Direct Imaging of Radio-Frequency Modes via Traveling Wave Magnetic Resonance Imaging

TL;DR

This paper introduces a novel MRI-based method for direct 2D and 3D imaging of radio-frequency magnetic field distributions inside metal-dielectric structures, enabling visualization of RF modes in complex waveguides at ultra-high fields.

Contribution

The authors develop and validate a traveling wave MRI technique for directly imaging RF magnetic fields in metal-dielectric waveguides, a previously inaccessible measurement approach.

Findings

Successfully imaged RF modes in a circular waveguide filled with water at 16.4 T.

Compared MRI images with numerical simulations, showing good agreement.
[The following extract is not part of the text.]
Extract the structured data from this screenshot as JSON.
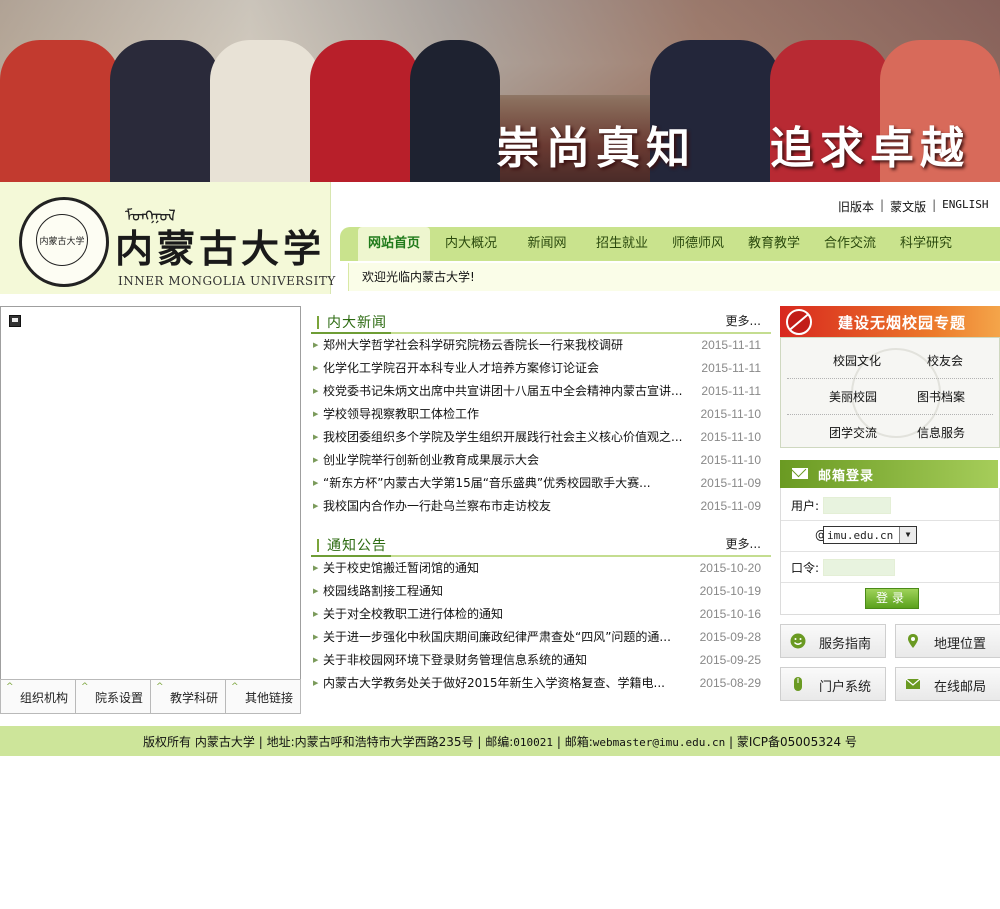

Demonstrated potential for non-perturbative imaging of RF fields in complex structures.

Abstract

We demonstrate an experimental method for direct 2D and 3D imaging of magnetic radio-frequency (rf) field distribution in metal-dielectric structures based on traveling wave (TW) magnetic resonance imaging (MRI) at ultra-high field (> 7T). The typical apparatus would include an ultra-high field whole body or small bore MRI scanner, waveguide elements filled with MRI active dielectrics with predefined electric and magnetic properties, and TW rf transmit-receive probes. We validated the technique by obtaining TW magnetic-resonance (MR) images of the magnetic field distribution of the rf modes of circular waveguide filled with deionized water in a 16.4 T small-bore MRI scanner and compared the MR images with numerical simulations. Our MRI technique opens up a practical non-perturbed way of imaging of previously inaccessible rf field distribution of modes inside of various shapes metal waveguides with inserted dielectric objects, including waveguide mode converters and transformers.